Il me conta, pour m'animer, les mêmes circonstances que Monsieur m'avoit déjà dites ; et, quoiqu'il fût aisé de me mettre en colère pour dire sur cette occasion autant de mal de Montrésor que j'en avois autrefois dit de bien, je ne m'échappai point et le laissai toujours en doute du sentiment que j'en avois. Il me dit qu'il empêcheroit bien que M. de Joyeuse ne vint à bout de son dessein pour mademoiselle d'Angoulême ; que madame de Carignan,15 qui depuis quelque temps étoit revenue d'Espagne, la désiroit pour un de ses fils ; qu'il falloit l'y servir, et que cela étoit sortable, parce que la fille étoit folle, et qu'un muet lui seroit plus propre qu'un autre. Nous nous réjouîmes quelque temps tous deux de la plaisante imagination que nous donnoit ce couple informe. Je le priai de persister dans cette résolution, sans toutefois me trop soucier du succès de l'affaire. Je rendis à madame de Carignan tous les bons offices que je pus. La reine survint à notre conversation et en fut quelque temps, après lequel nous nous séparâmes tous fort contents les uns des autres.
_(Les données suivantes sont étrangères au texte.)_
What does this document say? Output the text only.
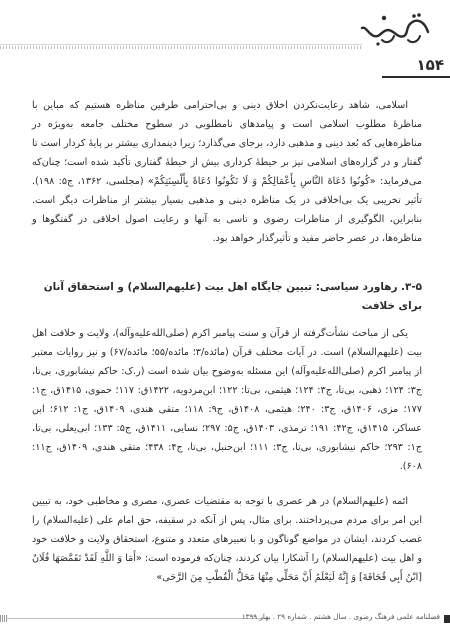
۱۵۴

اسلامی، شاهد رعایت‌نکردن اخلاق دینی و بی‌احترامی طرفین مناظره هستیم که مباین با مناظرهٔ مطلوب اسلامی است و پیامدهای نامطلوبی در سطوح مختلف جامعه به‌ویژه در مناظره‌هایی که بُعد دینی و مذهبی دارد، برجای می‌گذارد؛ زیرا دینمداری بیشتر بر پایهٔ کردار است تا گفتار و در گزاره‌های اسلامی نیز بر حیطهٔ کرداری بیش از حیطهٔ گفتاری تأکید شده است؛ چنان‌که می‌فرماید: «كُونُوا دُعَاةَ النَّاسِ بِأَعْمَالِكُمْ وَ لَا تَكُونُوا دُعَاةً بِأَلْسِنَتِكُمْ» (مجلسی، ۱۳۶۲، ج۵: ۱۹۸). تأثیر تخریبی یک بی‌اخلاقی در یک مناظره دینی و مذهبی بسیار بیشتر از مناظرات دیگر است. بنابراین، الگوگیری از مناظرات رضوی و تاسی به آنها و رعایت اصول اخلاقی در گفتگوها و مناظره‌ها، در عصر حاضر مفید و تأثیرگذار خواهد بود.

۳-۵. رهاورد سیاسی: تبیین جایگاه اهل بیت (علیهم‌السلام) و استحقاق آنان برای خلافت

یکی از مباحث نشأت‌گرفته از قرآن و سنت پیامبر اکرم (صلی‌الله‌علیه‌وآله)، ولایت و خلافت اهل بیت (علیهم‌السلام) است. در آیات مختلف قرآن (مائده/۳؛ مائده/۵۵؛ مائده/۶۷) و نیز روایات معتبر از پیامبر اکرم (صلی‌الله‌علیه‌وآله) این مسئله به‌وضوح بیان شده است (ر.ک: حاکم نیشابوری، بی‌تا، ج۳: ۱۲۴؛ ذهبی، بی‌تا، ج۳: ۱۲۴؛ هیثمی، بی‌تا: ۱۲۲؛ ابن‌مردویه، ۱۴۲۲ق: ۱۱۷؛ حموی، ۱۴۱۵ق، ج۱: ۱۷۷؛ مزی، ۱۴۰۶ق، ج۳: ۲۴۰؛ هیثمی، ۱۴۰۸ق، ج۹: ۱۱۸؛ متقی هندی، ۱۴۰۹ق، ج۱: ۶۱۲؛ ابن عساکر، ۱۴۱۵ق، ج۴۲: ۱۹۱؛ ترمذی، ۱۴۰۳ق، ج۵: ۲۹۷؛ نسایی، ۱۴۱۱ق، ج۵: ۱۳۳؛ ابی‌یعلی، بی‌تا، ج۱: ۲۹۳؛ حاکم نیشابوری، بی‌تا، ج۳: ۱۱۱؛ ابن‌حنبل، بی‌تا، ج۴: ۴۳۸؛ متقی هندی، ۱۴۰۹ق، ج۱۱: ۶۰۸).

ائمه (علیهم‌السلام) در هر عصری با توجه به مقتضیات عصری، مصری و مخاطبی خود، به تبیین این امر برای مردم می‌پرداختند. برای مثال، پس از آنکه در سقیفه، حق امام علی (علیه‌السلام) را غصب کردند، ایشان در مواضع گوناگون و با تعبیرهای متعدد و متنوع، استحقاق ولایت و خلافت خود و اهل بیت (علیهم‌السلام) را آشکارا بیان کردند، چنان‌که فرموده است: «أَمَا وَ اللَّهِ لَقَدْ تَقَمَّصَهَا فُلَانٌ [ابْنُ أَبِي قُحَافَةَ] وَ إِنَّهُ لَيَعْلَمُ أَنَّ مَحَلِّي مِنْهَا مَحَلُّ الْقُطْبِ مِنَ الرَّحَى»

فصلنامه علمی فرهنگ رضوی . سال هشتم . شماره ۲۹ . بهار ۱۳۹۹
De Liancourt l'on alla coucher à Compiègne, où, peu après que l'on fut arrivé, le duc d'Enghien vint prendre congé de Leurs Majestés pour aller commander l'armée en Champagne. Quelques jours après, Monsieur se rendit à la cour, où il fit peu de séjour. Il alla à Amiens, selon le désir de Leurs Majestés, qui étoient bien aises qu'il s'y rendit devant qu'elles y arrivassent. Ce fut alors que la cour étoit belle pendant que Son Altesse Royale y séjourna, parce que tout ce qu'il y avoit de jeunes gens de qualité à la cour s'y étoient rendus avec leurs équipages pour aller à l'armée. Le lendemain que la cour fut arrivée à Amiens,16 la reine reçut la nouvelle de la mort de l'impératrice, sa sœur,17 qui mourut d'apoplexie comme elle étoit grosse. L'abbé de La Rivière me dit qu'il falloit que j'épousasse l'empereur, et puis il se reprit, et me dit qu'il y avoit trop loin ; que l'archiduc Léopold, son frère, venoit en Flandre ; qu'il falloit l'en faire souverain ; que je l'épouserois. Je lui dis que j'aimois mieux l'empereur ; et, quoique nous en eussions parlé assez longtemps, ce discours n'eut point de suite.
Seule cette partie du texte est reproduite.